About 3 million people in the United States have epilepsy resulting in seizures, which are disruptions in the electrical signaling in the brain that can cause a broad range of symptoms including loss of consciousness and convulsions. About one-third of people with epilepsy are resistant to medical treatment. Resective epilepsy surgery to remove the area of the brain where seizures begin is an option for some who are resistant to drug treatment, but such surgery is not an option for others.

For such patients, implanted devices can offer hope. The two devices reviewed recently use different mechanisms. One, called the RNS Stimulator from NeuroPace Inc., uses electrodes implanted in or near the location in the brain where a patient's seizures start. When abnormal electrical patterns resembling the onset of a seizure are detected, the RNS Stimulator sends an electrical charge to the seizure focus to prevent it from developing into a seizure. The device was approved for use in the United States in 2013.

The five-year results, from 230 patients, of the NeuroPace study were reported in a paper published in February in the journal Neurology co-authored by Dr. Salanova with contributions by six additional IU School of Medicine researchers.

The second device studied, made by Medtronic Inc., uses bilateral depth electrodes placed in the thalamus, a region deep inside the brain with connections to areas of the brain where epileptic seizures often begin.
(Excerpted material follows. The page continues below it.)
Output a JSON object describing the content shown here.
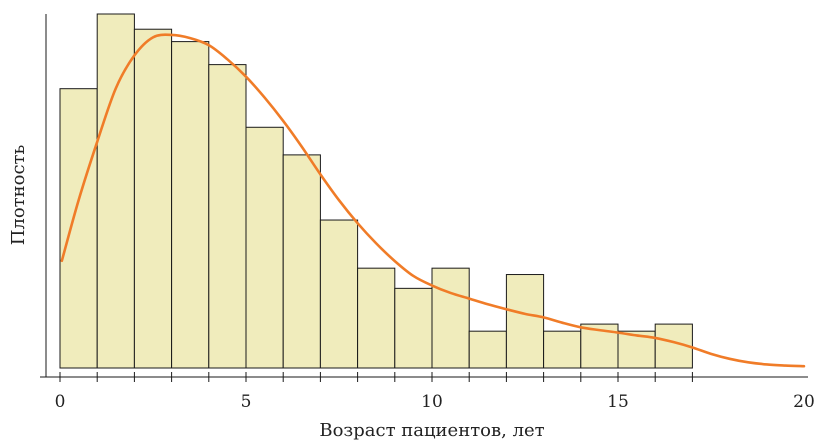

Instead of responding to signs of a seizure, a controller placed under the skin in the chest sends regular electrical signals to the thalamus in hopes of preventing a seizure from spreading. The Medtronic device has been approved by regulators in Europe, Canada and Australia but it remains an experimental device in the U.S.

The long-term results of the thalamic stimulation treatment with the Medtronic device, known as the Stimulation of the Anterior Nucleus of the Thalamus for Epilepsy (SANTE) trial, were reported in a March 10 paper, also in the journal Neurology, for which Dr. Salanova was the first author and IU physicians Nicholas Barbaro, M.D., Thomas Witt, M.D., and Robert Worth, M.D., were among the 27 additional authors from multiple research sites.

While relatively few patients had seizures eliminated for any significant amount of time, in the five years of follow-up 16 percent of patients were seizure-free for at least 6 months.

Researchers noted that continued improvement over time has been observed in brain implants for other conditions as well as epilepsy, but it's not known why that occurs.

While providing relief to many participants in the studies, the devices were not free of side effects. Problems such as implant site pain, tingling or vibration sensations were reported. In the SANTE trial the most common serious adverse event through five years of follow-up was implant site infection of 10 percent.

The two studies were funded by the respective device manufacturers.

Additional IU School of Medicine faculty participating in the epilepsy research were Nicholas Meridith Runke, M.D., and Drago Sabau, M.D.